The SD Script refers to the Stable Diffusion pipeline used in the backend for LoRA training. In the video, this script plays a crucial role in the operation of Flux Gym, as it enables the model training logic necessary for Stable Diffusion and other compatible architectures.

💡Coya SS

Coya SS is a well-known repository or script used for LoRA training in Stable Diffusion. In the video, Coya SS is mentioned as the underlying script being utilized for the training logic in Flux Gym, supporting different versions of Stable Diffusion.

💡ComfyUI

ComfyUI is another AI toolkit mentioned in the video, used for configuring and running AI models. It provides an alternative interface to Flux Gym, and the video explains how files and models can be shared between the two tools during training.

💡Model Checkpoints

Model Checkpoints are saved states of an AI model during training. The video explains how Flux Gym generates checkpoints at different intervals (e.g., every 4 epochs) to track the model's progress and allow users to evaluate or test the results at various stages.

Highlights

Introduction to Flux Gym, a simplified tool for LoRA training with low VRAM support, developed by the creator of Pinocchio AI.

Flux Gym is designed for ease of use, with a simple WebUI interface built on Gradio, enabling users to train LoRA models with minimal configurations.

The WebUI provides a VRAM adjustment feature, supporting three levels: 12GB, 16GB, and 20GB, for users with varying hardware capabilities.

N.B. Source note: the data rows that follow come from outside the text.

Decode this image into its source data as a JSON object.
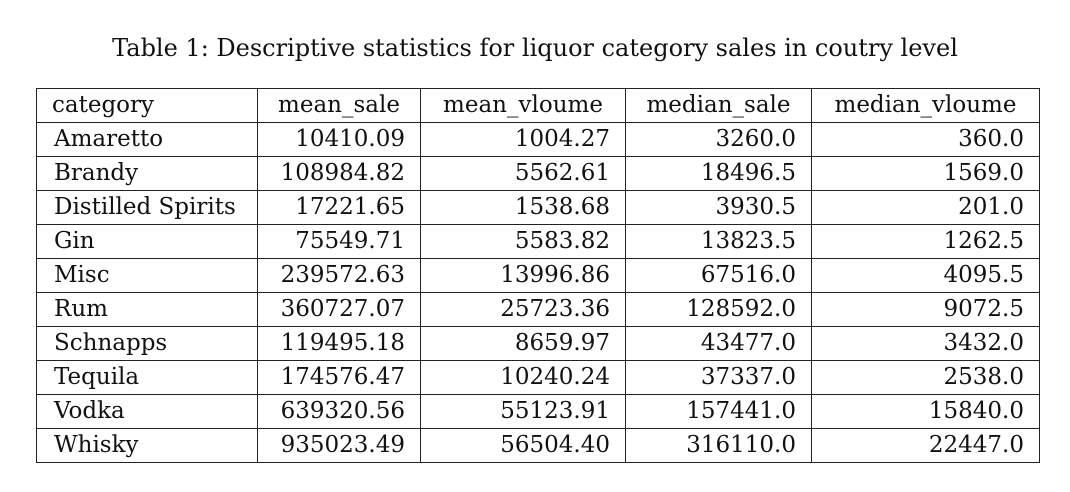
{
  "caption": "Table 1: Descriptive statistics for liquor category sales in coutry level",
  "table": {
    "headers": [
      "category",
      "mean_sale",
      "mean_vloume",
      "median_sale",
      "median_vloume"
    ],
    "rows": [
      [
        "Amaretto",
        "10410.09",
        "1004.27",
        "3260.0",
        "360.0"
      ],
      [
        "Brandy",
        "108984.82",
        "5562.61",
        "18496.5",
        "1569.0"
      ],
      [
        "Distilled Spirits",
        "17221.65",
        "1538.68",
        "3930.5",
        "201.0"
      ],
      [
        "Gin",
        "75549.71",
        "5583.82",
        "13823.5",
        "1262.5"
      ],
      [
        "Misc",
        "239572.63",
        "13996.86",
        "67516.0",
        "4095.5"
      ],
      [
        "Rum",
        "360727.07",
        "25723.36",
        "128592.0",
        "9072.5"
      ],
      [
        "Schnapps",
        "119495.18",
        "8659.97",
        "43477.0",
        "3432.0"
      ],
      [
        "Tequila",
        "174576.47",
        "10240.24",
        "37337.0",
        "2538.0"
      ],
      [
        "Vodka",
        "639320.56",
        "55123.91",
        "157441.0",
        "15840.0"
      ],
      [
        "Whisky",
        "935023.49",
        "56504.40",
        "316110.0",
        "22447.0"
      ]
    ]
  }
}
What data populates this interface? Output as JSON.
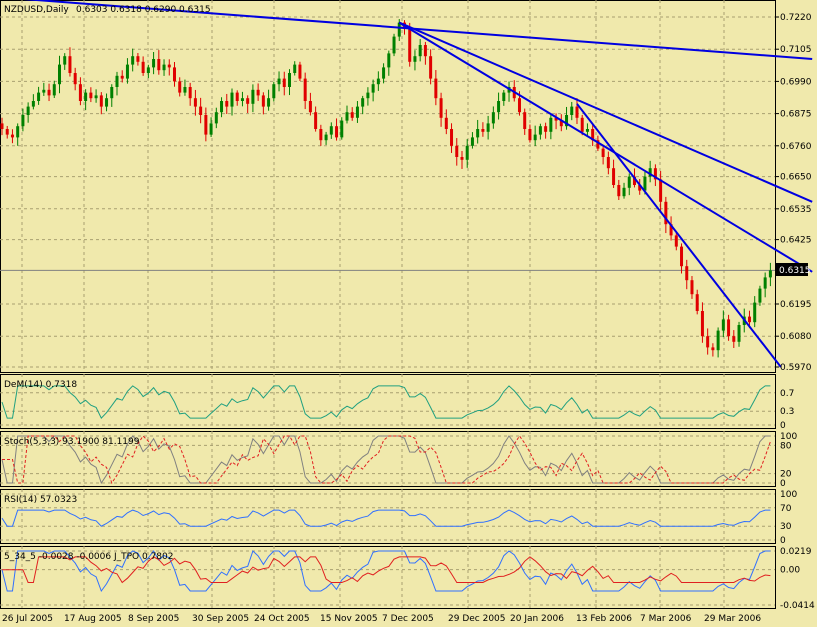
{
  "chart_data": {
    "type": "candlestick",
    "symbol_label": "NZDUSD,Daily",
    "ohlc_label": "0.6303 0.6318 0.6290 0.6315",
    "current_price": "0.6315",
    "y_ticks": [
      "0.7220",
      "0.7105",
      "0.6990",
      "0.6875",
      "0.6760",
      "0.6650",
      "0.6535",
      "0.6425",
      "0.6195",
      "0.6080",
      "0.5970"
    ],
    "ylim": [
      0.597,
      0.727
    ],
    "x_labels": [
      "26 Jul 2005",
      "17 Aug 2005",
      "8 Sep 2005",
      "30 Sep 2005",
      "24 Oct 2005",
      "15 Nov 2005",
      "7 Dec 2005",
      "29 Dec 2005",
      "20 Jan 2006",
      "13 Feb 2006",
      "7 Mar 2006",
      "29 Mar 2006"
    ],
    "closes": [
      0.682,
      0.68,
      0.679,
      0.683,
      0.687,
      0.69,
      0.692,
      0.695,
      0.696,
      0.694,
      0.698,
      0.705,
      0.708,
      0.702,
      0.698,
      0.692,
      0.695,
      0.693,
      0.694,
      0.69,
      0.693,
      0.697,
      0.701,
      0.7,
      0.705,
      0.708,
      0.706,
      0.702,
      0.704,
      0.707,
      0.703,
      0.705,
      0.704,
      0.699,
      0.695,
      0.697,
      0.693,
      0.69,
      0.687,
      0.68,
      0.684,
      0.688,
      0.692,
      0.69,
      0.695,
      0.692,
      0.693,
      0.691,
      0.696,
      0.694,
      0.69,
      0.693,
      0.698,
      0.7,
      0.697,
      0.702,
      0.705,
      0.7,
      0.692,
      0.688,
      0.682,
      0.678,
      0.68,
      0.683,
      0.679,
      0.685,
      0.688,
      0.686,
      0.69,
      0.693,
      0.695,
      0.698,
      0.7,
      0.704,
      0.709,
      0.715,
      0.72,
      0.718,
      0.706,
      0.708,
      0.712,
      0.708,
      0.7,
      0.693,
      0.686,
      0.682,
      0.676,
      0.672,
      0.671,
      0.676,
      0.679,
      0.682,
      0.681,
      0.684,
      0.688,
      0.692,
      0.695,
      0.697,
      0.693,
      0.688,
      0.682,
      0.678,
      0.68,
      0.683,
      0.681,
      0.686,
      0.685,
      0.683,
      0.687,
      0.69,
      0.686,
      0.681,
      0.682,
      0.678,
      0.675,
      0.672,
      0.668,
      0.662,
      0.658,
      0.661,
      0.665,
      0.662,
      0.66,
      0.665,
      0.668,
      0.664,
      0.656,
      0.648,
      0.644,
      0.64,
      0.633,
      0.628,
      0.623,
      0.617,
      0.608,
      0.604,
      0.603,
      0.61,
      0.614,
      0.608,
      0.606,
      0.612,
      0.615,
      0.613,
      0.62,
      0.625,
      0.629,
      0.6315
    ],
    "trendlines": [
      {
        "from": [
          0,
          0.729
        ],
        "to": [
          155,
          0.707
        ]
      },
      {
        "from": [
          76,
          0.72
        ],
        "to": [
          155,
          0.656
        ]
      },
      {
        "from": [
          76,
          0.72
        ],
        "to": [
          155,
          0.631
        ]
      },
      {
        "from": [
          110,
          0.691
        ],
        "to": [
          149,
          0.597
        ]
      }
    ],
    "indicators": [
      {
        "name": "DeM(14)",
        "label": "DeM(14) 0.7318",
        "ticks": [
          "0.7",
          "0.3",
          "0"
        ],
        "ylim": [
          0,
          1
        ]
      },
      {
        "name": "Stoch(5,3,3)",
        "label": "Stoch(5,3,3) 93.1900 81.1199",
        "ticks": [
          "100",
          "80",
          "20",
          "0"
        ],
        "ylim": [
          0,
          100
        ]
      },
      {
        "name": "RSI(14)",
        "label": "RSI(14) 57.0323",
        "ticks": [
          "100",
          "70",
          "30",
          "0"
        ],
        "ylim": [
          0,
          100
        ]
      },
      {
        "name": "5_34_5",
        "label": "5_34_5 -0.0028 -0.0006 J_TPO 0.7802",
        "ticks": [
          "0.0219",
          "0.00",
          "-0.0414"
        ],
        "ylim": [
          -0.0414,
          0.0219
        ]
      }
    ]
  },
  "colors": {
    "background": "#F0E9AC",
    "grid": "#A8A070",
    "bull": "#008000",
    "bear": "#E00000",
    "trendline": "#0000E0",
    "indicator_teal": "#20A080",
    "indicator_blue": "#3070FF",
    "indicator_red": "#E02020"
  }
}
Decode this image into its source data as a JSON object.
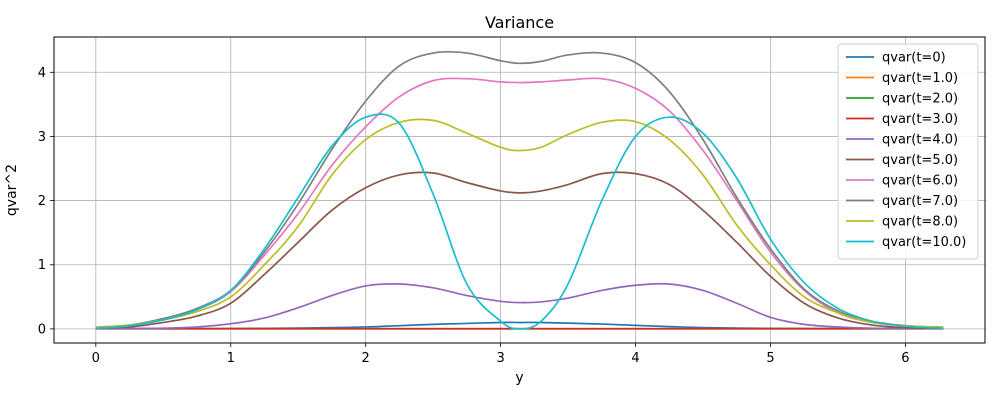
{
  "chart_data": {
    "type": "line",
    "title": "Variance",
    "xlabel": "y",
    "ylabel": "qvar^2",
    "xlim": [
      -0.31,
      6.59
    ],
    "ylim": [
      -0.22,
      4.55
    ],
    "xticks": [
      "0",
      "1",
      "2",
      "3",
      "4",
      "5",
      "6"
    ],
    "yticks": [
      "0",
      "1",
      "2",
      "3",
      "4"
    ],
    "grid": true,
    "legend_position": "top-right",
    "x": [
      0,
      0.25,
      0.5,
      0.75,
      1.0,
      1.25,
      1.5,
      1.75,
      2.0,
      2.25,
      2.5,
      2.75,
      3.0,
      3.14,
      3.3,
      3.5,
      3.75,
      4.0,
      4.25,
      4.5,
      4.75,
      5.0,
      5.25,
      5.5,
      5.75,
      6.0,
      6.28
    ],
    "series": [
      {
        "name": "qvar(t=0)",
        "color": "#1f77b4",
        "values": [
          0.005,
          0.005,
          0.005,
          0.005,
          0.006,
          0.008,
          0.012,
          0.02,
          0.03,
          0.05,
          0.07,
          0.085,
          0.1,
          0.1,
          0.1,
          0.09,
          0.075,
          0.055,
          0.035,
          0.02,
          0.012,
          0.008,
          0.006,
          0.005,
          0.005,
          0.005,
          0.005
        ]
      },
      {
        "name": "qvar(t=1.0)",
        "color": "#ff7f0e",
        "values": [
          0.002,
          0.002,
          0.002,
          0.002,
          0.002,
          0.002,
          0.002,
          0.002,
          0.002,
          0.002,
          0.002,
          0.002,
          0.002,
          0.002,
          0.002,
          0.002,
          0.002,
          0.002,
          0.002,
          0.002,
          0.002,
          0.002,
          0.002,
          0.002,
          0.002,
          0.002,
          0.002
        ]
      },
      {
        "name": "qvar(t=2.0)",
        "color": "#2ca02c",
        "values": [
          0.001,
          0.001,
          0.001,
          0.001,
          0.001,
          0.001,
          0.001,
          0.001,
          0.001,
          0.001,
          0.001,
          0.001,
          0.001,
          0.001,
          0.001,
          0.001,
          0.001,
          0.001,
          0.001,
          0.001,
          0.001,
          0.001,
          0.001,
          0.001,
          0.001,
          0.001,
          0.001
        ]
      },
      {
        "name": "qvar(t=3.0)",
        "color": "#d62728",
        "values": [
          0.003,
          0.003,
          0.003,
          0.003,
          0.003,
          0.003,
          0.003,
          0.003,
          0.003,
          0.003,
          0.003,
          0.003,
          0.003,
          0.003,
          0.003,
          0.003,
          0.003,
          0.003,
          0.003,
          0.003,
          0.003,
          0.003,
          0.003,
          0.003,
          0.003,
          0.003,
          0.003
        ]
      },
      {
        "name": "qvar(t=4.0)",
        "color": "#9467bd",
        "values": [
          0.003,
          0.005,
          0.01,
          0.03,
          0.08,
          0.17,
          0.33,
          0.52,
          0.67,
          0.7,
          0.64,
          0.52,
          0.43,
          0.41,
          0.42,
          0.48,
          0.6,
          0.68,
          0.7,
          0.6,
          0.4,
          0.18,
          0.07,
          0.03,
          0.01,
          0.005,
          0.003
        ]
      },
      {
        "name": "qvar(t=5.0)",
        "color": "#8c564b",
        "values": [
          0.01,
          0.03,
          0.1,
          0.2,
          0.4,
          0.85,
          1.35,
          1.85,
          2.2,
          2.4,
          2.43,
          2.28,
          2.15,
          2.12,
          2.15,
          2.25,
          2.42,
          2.42,
          2.25,
          1.85,
          1.35,
          0.82,
          0.4,
          0.17,
          0.06,
          0.02,
          0.01
        ]
      },
      {
        "name": "qvar(t=6.0)",
        "color": "#e377c2",
        "values": [
          0.02,
          0.05,
          0.16,
          0.3,
          0.58,
          1.15,
          1.8,
          2.55,
          3.15,
          3.62,
          3.87,
          3.9,
          3.85,
          3.84,
          3.85,
          3.88,
          3.9,
          3.75,
          3.4,
          2.78,
          2.0,
          1.2,
          0.6,
          0.25,
          0.1,
          0.05,
          0.02
        ]
      },
      {
        "name": "qvar(t=7.0)",
        "color": "#7f7f7f",
        "values": [
          0.02,
          0.06,
          0.16,
          0.32,
          0.6,
          1.2,
          1.95,
          2.8,
          3.55,
          4.1,
          4.3,
          4.3,
          4.18,
          4.14,
          4.17,
          4.27,
          4.3,
          4.15,
          3.7,
          2.95,
          2.05,
          1.25,
          0.62,
          0.28,
          0.12,
          0.05,
          0.02
        ]
      },
      {
        "name": "qvar(t=8.0)",
        "color": "#bcbd22",
        "values": [
          0.03,
          0.06,
          0.14,
          0.27,
          0.5,
          1.0,
          1.6,
          2.4,
          2.95,
          3.22,
          3.25,
          3.05,
          2.83,
          2.78,
          2.83,
          3.03,
          3.22,
          3.23,
          2.95,
          2.4,
          1.62,
          1.0,
          0.5,
          0.25,
          0.1,
          0.05,
          0.03
        ]
      },
      {
        "name": "qvar(t=10.0)",
        "color": "#17becf",
        "values": [
          0.01,
          0.05,
          0.14,
          0.3,
          0.6,
          1.25,
          2.05,
          2.85,
          3.3,
          3.2,
          2.1,
          0.7,
          0.12,
          0.0,
          0.12,
          0.7,
          2.0,
          3.0,
          3.3,
          3.05,
          2.35,
          1.4,
          0.72,
          0.32,
          0.12,
          0.04,
          0.01
        ]
      }
    ]
  }
}
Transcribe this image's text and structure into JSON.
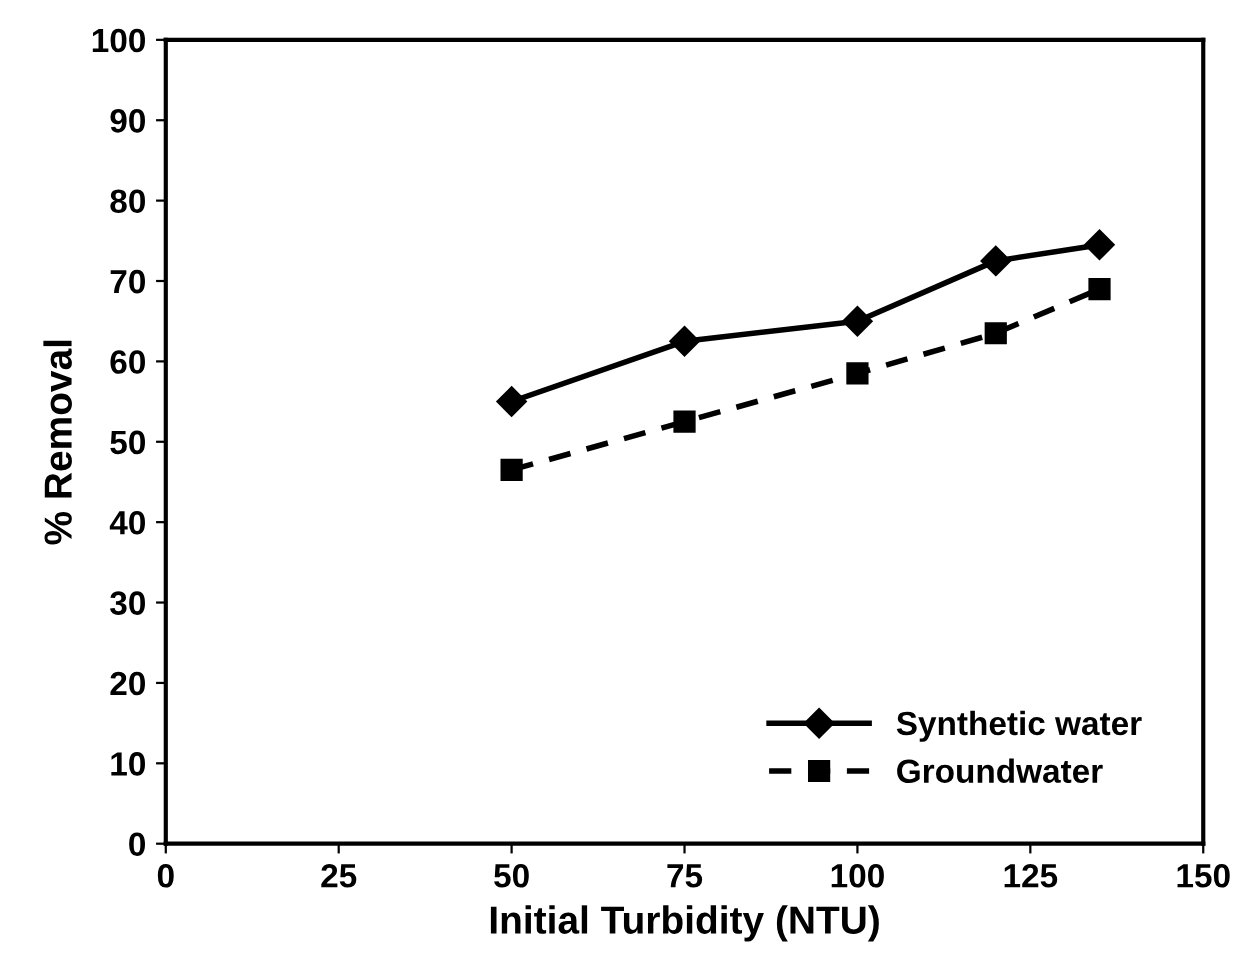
{
  "chart_data": {
    "type": "line",
    "xlabel": "Initial Turbidity (NTU)",
    "ylabel": "% Removal",
    "x": [
      50,
      75,
      100,
      120,
      135
    ],
    "series": [
      {
        "name": "Synthetic water",
        "color": "#000000",
        "values": [
          55,
          62.5,
          65,
          72.5,
          74.5
        ],
        "marker": "diamond",
        "line_style": "solid"
      },
      {
        "name": "Groundwater",
        "color": "#000000",
        "values": [
          46.5,
          52.5,
          58.5,
          63.5,
          69
        ],
        "marker": "square",
        "line_style": "dashed"
      }
    ],
    "xlim": [
      0,
      150
    ],
    "xticks": [
      0,
      25,
      50,
      75,
      100,
      125,
      150
    ],
    "ylim": [
      0,
      100
    ],
    "yticks": [
      0,
      10,
      20,
      30,
      40,
      50,
      60,
      70,
      80,
      90,
      100
    ],
    "grid": false,
    "legend": "bottom right"
  }
}
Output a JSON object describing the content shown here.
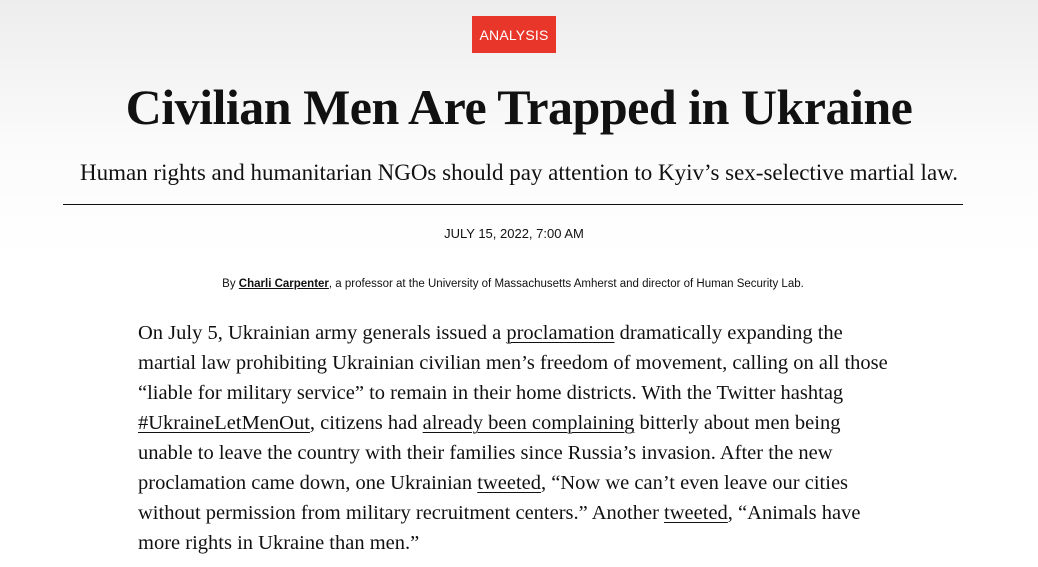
{
  "article": {
    "category": "ANALYSIS",
    "title": "Civilian Men Are Trapped in Ukraine",
    "subtitle": "Human rights and humanitarian NGOs should pay attention to Kyiv’s sex-selective martial law.",
    "date": "JULY 15, 2022, 7:00 AM",
    "byline": {
      "prefix": "By ",
      "author": "Charli Carpenter",
      "suffix": ", a professor at the University of Massachusetts Amherst and director of Human Security Lab."
    },
    "body": [
      {
        "text": "On July 5, Ukrainian army generals issued a ",
        "link": false
      },
      {
        "text": "proclamation",
        "link": true
      },
      {
        "text": " dramatically expanding the martial law prohibiting Ukrainian civilian men’s freedom of movement, calling on all those “liable for military service” to remain in their home districts. With the Twitter hashtag ",
        "link": false
      },
      {
        "text": "#UkraineLetMenOut",
        "link": true
      },
      {
        "text": ", citizens had ",
        "link": false
      },
      {
        "text": "already been complaining",
        "link": true
      },
      {
        "text": " bitterly about men being unable to leave the country with their families since Russia’s invasion. After the new proclamation came down, one Ukrainian ",
        "link": false
      },
      {
        "text": "tweeted",
        "link": true
      },
      {
        "text": ", “Now we can’t even leave our cities without permission from military recruitment centers.” Another ",
        "link": false
      },
      {
        "text": "tweeted",
        "link": true
      },
      {
        "text": ", “Animals have more rights in Ukraine than men.”",
        "link": false
      }
    ]
  },
  "colors": {
    "badge": "#e8372a",
    "text": "#111111"
  }
}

Flux Gym simplifies the process into three steps: naming the LoRA model, configuring VRAM settings, and starting the training process.

The backend of Flux Gym is powered by Kohya's SS script, a popular tool for Stable Diffusion LoRA training.

Users can install Flux Gym manually or via the Pinocchio AI browser, with the option to skip downloading pre-existing models and checkpoints.

The tool supports training for multiple diffusion models, including SD 1.5, SDXL, and Flux, using the same script.

The setup process involves creating a virtual environment, installing necessary dependencies, and configuring model directories.

After setup, users can activate their virtual environment and run the Flux Gym interface locally using a simple Python script.

Flux Gym allows users to drag and drop images to create a dataset for LoRA training, simplifying dataset management.

For captioning, the tool uses Florence 2 to automatically generate captions for the dataset, further streamlining the process.

Once the dataset is ready, users can initiate the training with a single click, tracking progress through the WebUI.

Training times vary based on VRAM allocation, with lower VRAM options taking longer to complete. For example, 16GB VRAM resulted in a 3-hour training session.

Flux Gym provides multiple checkpoints during training, allowing users to test different training stages and models for better results.

The final LoRA model can be easily tested using ComfyUI or any other compatible interface, with options to adjust control settings for more precise results.